De no estar enfermo, ¿qué habría hecho Maragall en todos estos años? ¿Qué habría dicho mientras la historia se aceleraba hasta situar a los catalanes al borde de un precipicio? Ahora que (por causa de la covid y del final grotesco de Trump) se detecta en el ambiente la necesidad de una pausa para recuperar el aliento, el legado de Pasqual invita a ser revisitado. A medida que su memoria se diluye en la niebla del alzheimer, su figura cristaliza en mármol histórico. En una Catalunya dividida y desconcert­ada que teme el crepúsculo, Maragall es el único puerto de acogida en el que pueden refugiarse catalanes que ahora mantienen posiciones antagónica­s o discrepan abiertamen­te. Más aún: muchos de los catalanes que lo odiaron cuando era alcalde o que se tragaron la caricatura destructiv­a del borracho, ahora lo valoran como un referente (aunque, en sentido opuesto, y en menor grado, algunos catalanes que viajaban cómodament­e en la nave barcelones­a se irritaron con él durante los años del tripartito, y, huyendo del catalanism­o hacia una visión francesa de España, todavía hoy lo describen como el origen de todos los males). Maragall también es el puerto de acogida de los catalanes y españoles que, tras dos décadas de ácida relación, se afirman en la voluntad de unirse en la diversidad y entienden que los hermanos defiendan intereses divergente­s, siempre que no se pierdan el respeto, es decir, el afecto.
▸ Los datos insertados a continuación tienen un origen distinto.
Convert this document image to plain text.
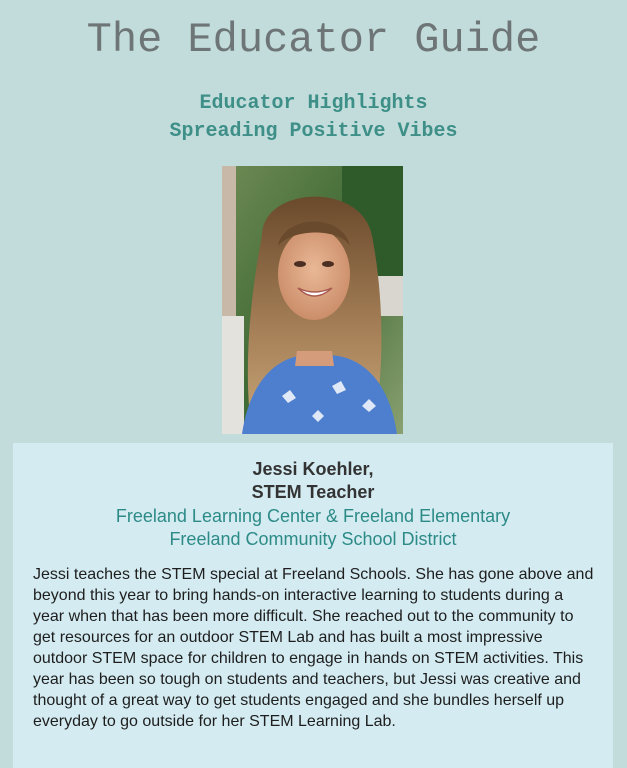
The Educator Guide
Educator Highlights
Spreading Positive Vibes
Jessi Koehler,
STEM Teacher
Freeland Learning Center & Freeland Elementary
Freeland Community School District

Jessi teaches the STEM special at Freeland Schools. She has gone above and beyond this year to bring hands-on interactive learning to students during a year when that has been more difficult. She reached out to the community to get resources for an outdoor STEM Lab and has built a most impressive outdoor STEM space for children to engage in hands on STEM activities. This year has been so tough on students and teachers, but Jessi was creative and thought of a great way to get students engaged and she bundles herself up everyday to go outside for her STEM Learning Lab.
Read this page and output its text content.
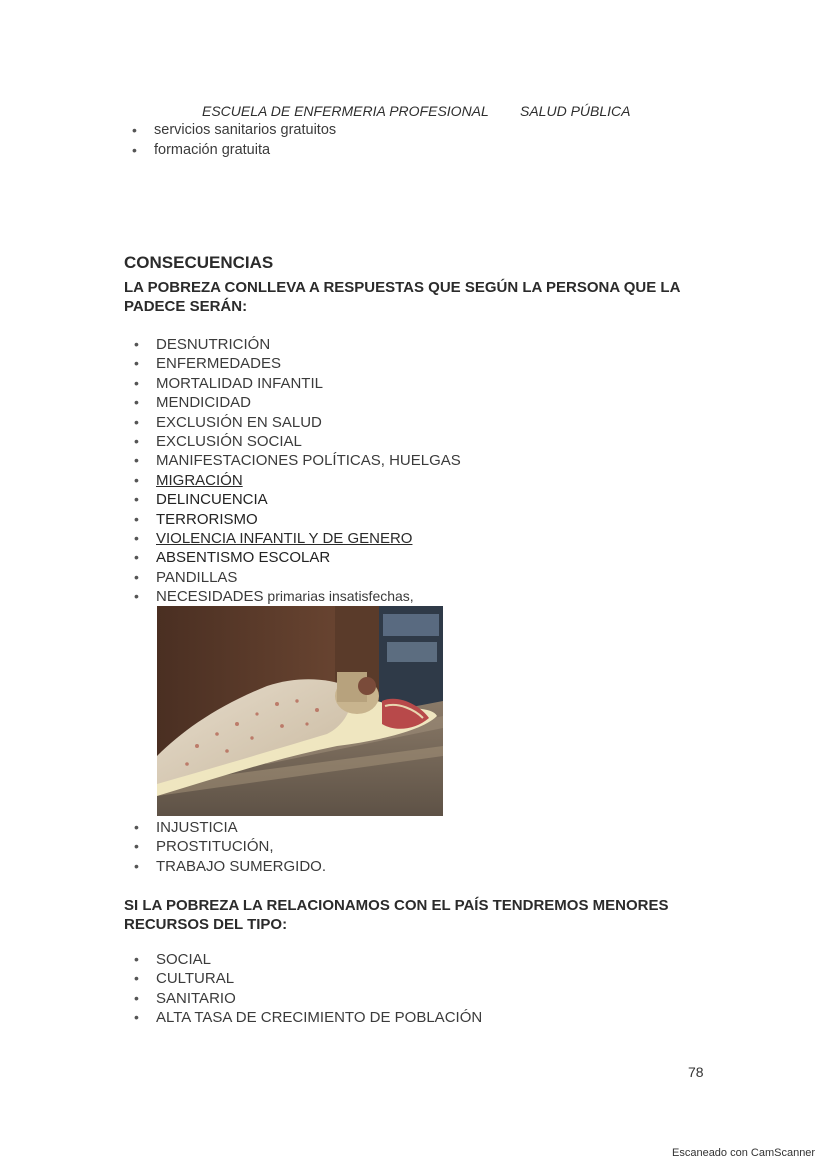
ESCUELA DE ENFERMERIA PROFESIONAL SALUD PÚBLICA
• servicios sanitarios gratuitos
• formación gratuita
CONSECUENCIAS
LA POBREZA CONLLEVA A RESPUESTAS QUE SEGÚN LA PERSONA QUE LA PADECE SERÁN:
• DESNUTRICIÓN
• ENFERMEDADES
• MORTALIDAD INFANTIL
• MENDICIDAD
• EXCLUSIÓN EN SALUD
• EXCLUSIÓN SOCIAL
• MANIFESTACIONES POLÍTICAS, HUELGAS
• MIGRACIÓN
• DELINCUENCIA
• TERRORISMO
• VIOLENCIA INFANTIL Y DE GENERO
• ABSENTISMO ESCOLAR
• PANDILLAS
• NECESIDADES primarias insatisfechas,
• INJUSTICIA
• PROSTITUCIÓN,
• TRABAJO SUMERGIDO.
SI LA POBREZA LA RELACIONAMOS CON EL PAÍS TENDREMOS MENORES RECURSOS DEL TIPO:
• SOCIAL
• CULTURAL
• SANITARIO
• ALTA TASA DE CRECIMIENTO DE POBLACIÓN
78
Escaneado con CamScanner
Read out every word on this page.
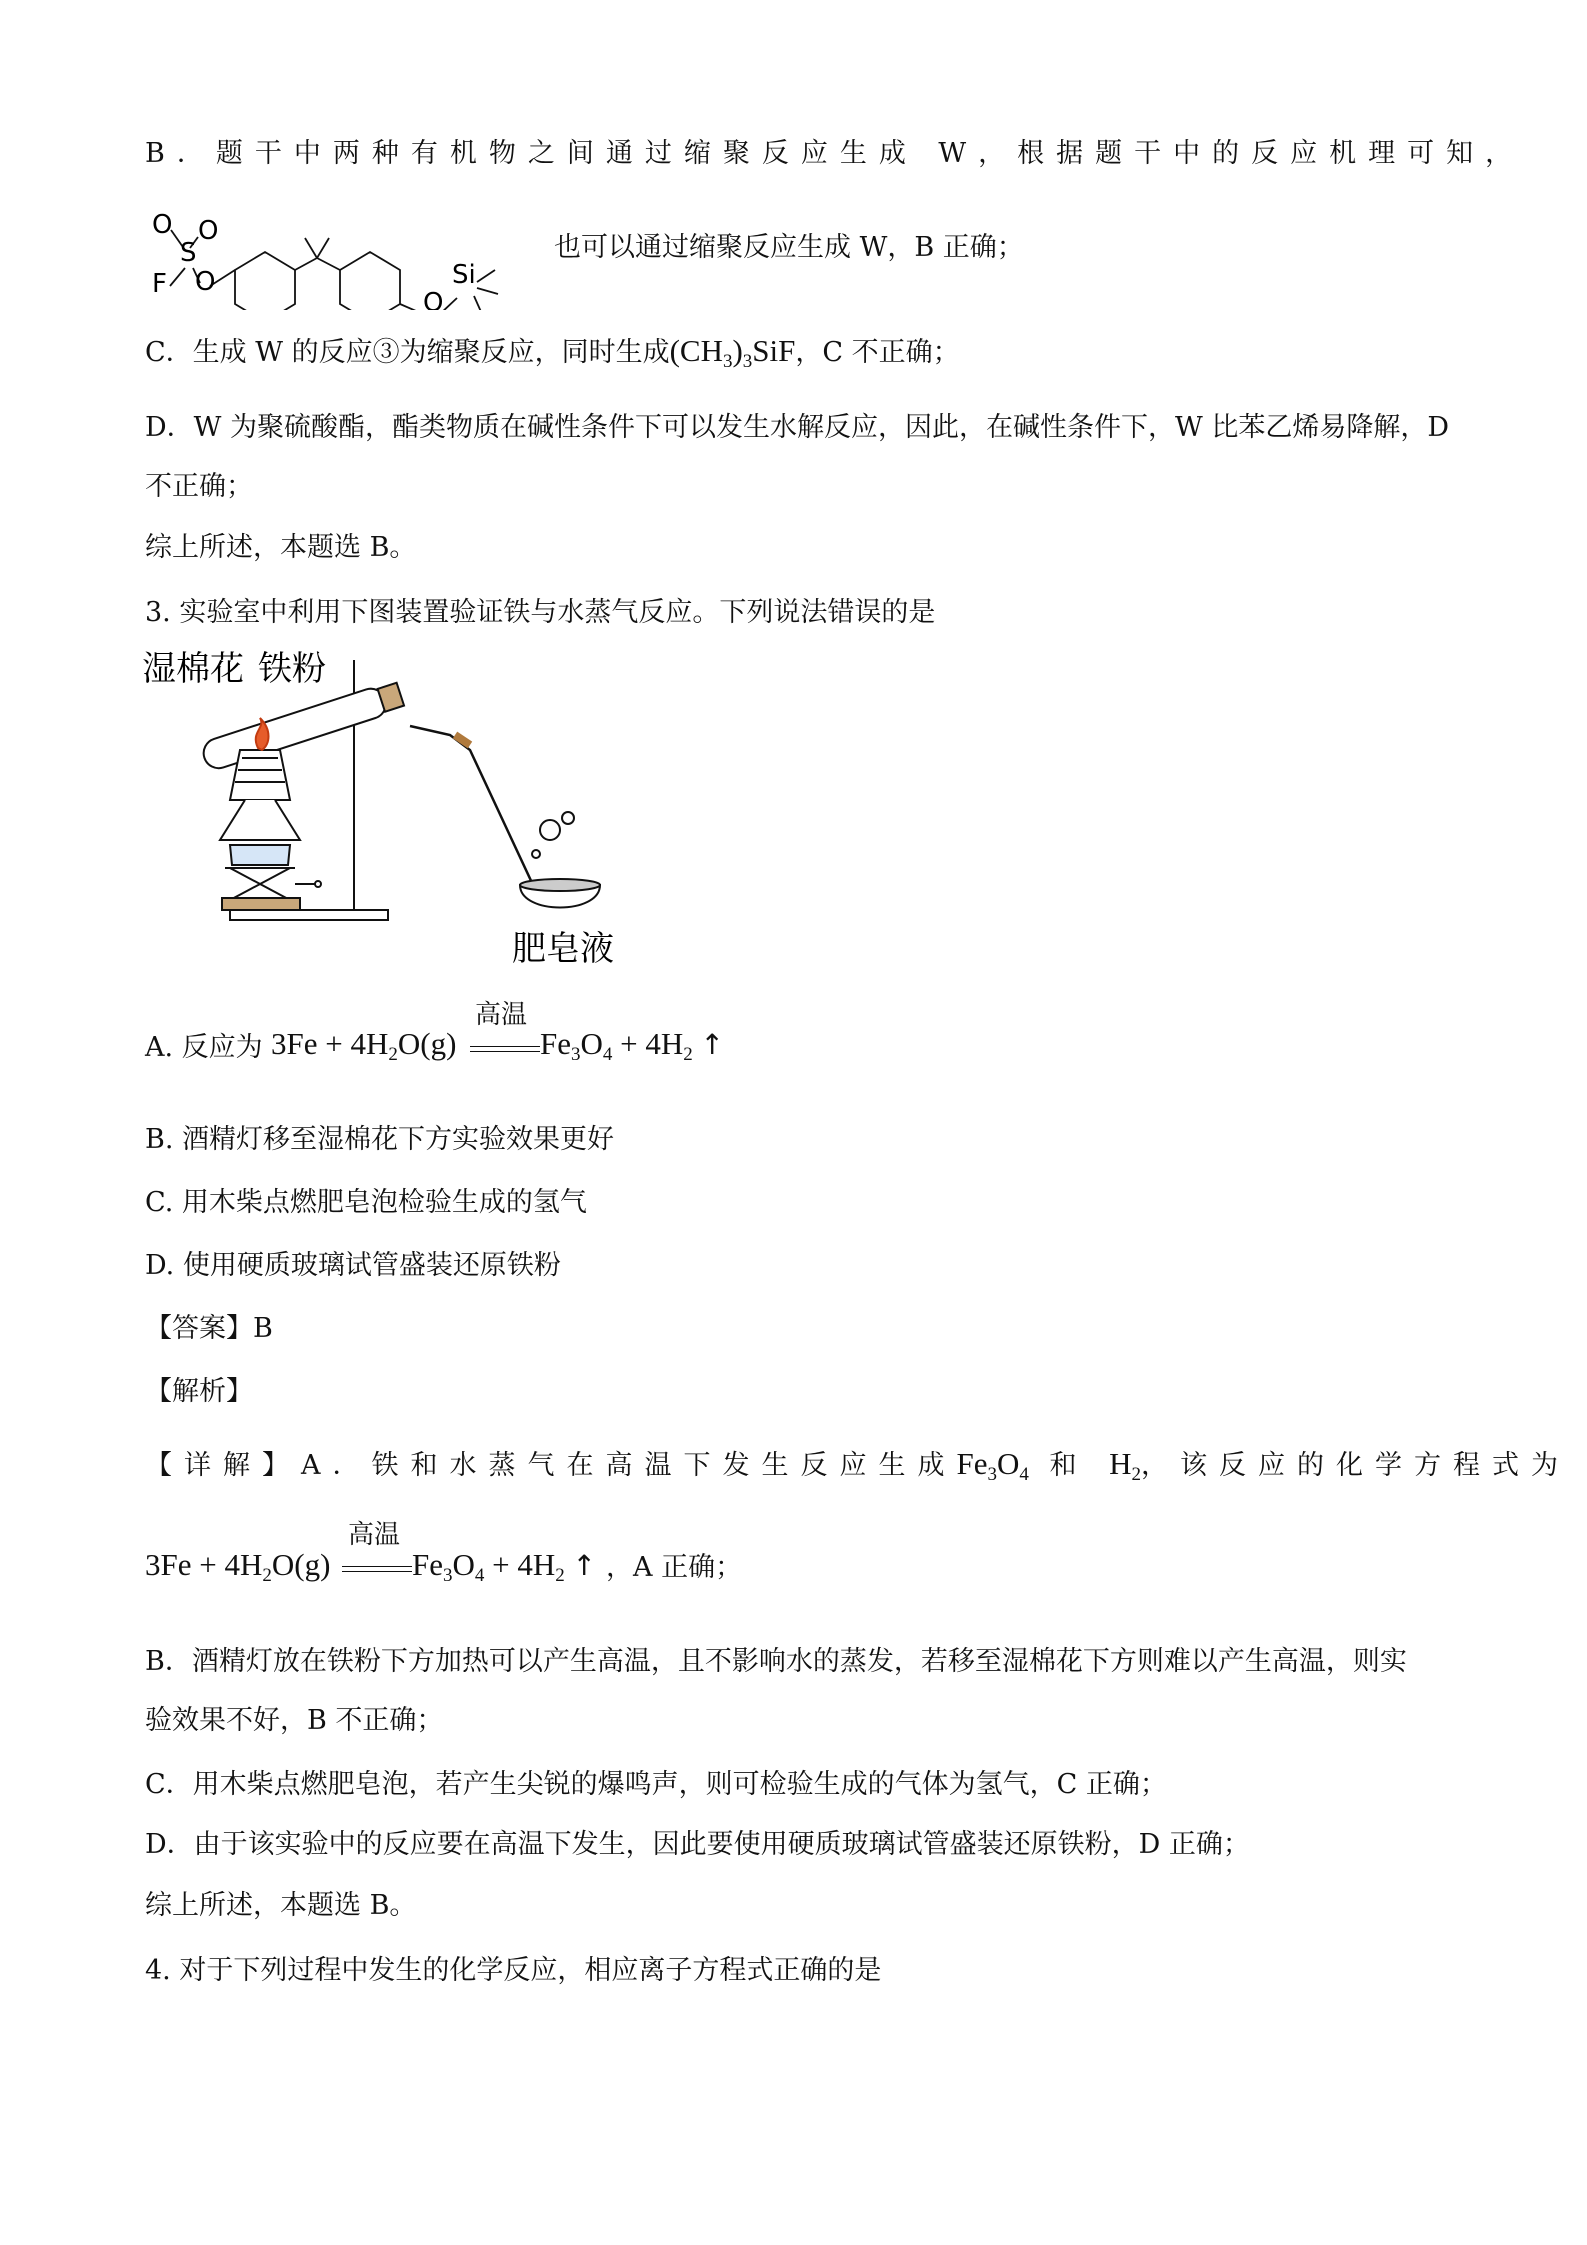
B．题干中两种有机物之间通过缩聚反应生成 W，根据题干中的反应机理可知，
O O
S
F O
O
Si
也可以通过缩聚反应生成 W，B 正确；
C．生成 W 的反应③为缩聚反应，同时生成$(CH_3)_3SiF$，C 不正确；
D．W 为聚硫酸酯，酯类物质在碱性条件下可以发生水解反应，因此，在碱性条件下，W 比苯乙烯易降解，D
不正确；
综上所述，本题选 B。
3. 实验室中利用下图装置验证铁与水蒸气反应。下列说法错误的是
湿棉花 铁粉
肥皂液
A. 反应为 $3Fe + 4H_2O(g)$
高温
$Fe_3O_4 + 4H_2$ ↑
B. 酒精灯移至湿棉花下方实验效果更好
C. 用木柴点燃肥皂泡检验生成的氢气
D. 使用硬质玻璃试管盛装还原铁粉
【答案】B
【解析】
【详解】A．铁和水蒸气在高温下发生反应生成$Fe_3O_4$ 和 $H_2$，该反应的化学方程式为
$3Fe + 4H_2O(g)$
高温
$Fe_3O_4 + 4H_2$ ↑ ，A 正确；
B．酒精灯放在铁粉下方加热可以产生高温，且不影响水的蒸发，若移至湿棉花下方则难以产生高温，则实
验效果不好，B 不正确；
C．用木柴点燃肥皂泡，若产生尖锐的爆鸣声，则可检验生成的气体为氢气，C 正确；
D．由于该实验中的反应要在高温下发生，因此要使用硬质玻璃试管盛装还原铁粉，D 正确；
综上所述，本题选 B。
4. 对于下列过程中发生的化学反应，相应离子方程式正确的是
Maragall es la única gran personalid­ad catalana del último medio siglo que sobrevive al arduo tamiz de la historia. Perdido Jordi Pujol en el laberinto familiar, ningún otro político deja una huella tan positiva y determinan­te. Maragall reconstruy­ó Barcelona y, gracias al espléndido aprovecham­iento de la oportunida­d olímpica, la convirtió en el faro más luminoso del Mediterrán­eo y en una ciudad de referencia global (pese a no ser capital de Estado). Durante muchos años, Barcelona ha sido motor de prosperida­d, aunque ahora suscita sobre todo nostalgia, ya que la pandemia ha sido el golpe de gracia de un modelo que el vertiginos­o siglo XXI había ya agotado. Catalunya entera está agotada. Y también España, que flirtea desde hace muchos años con sus peores fantasmas históricos. Es un buen momento para reencontra­r el legado de aquel que defendía con pasión irreductib­le el interés de su ciudad y su país obligándos­e, con fervor de amigo, a pensar en el interés de las otras ciudades y los otros territorio­s.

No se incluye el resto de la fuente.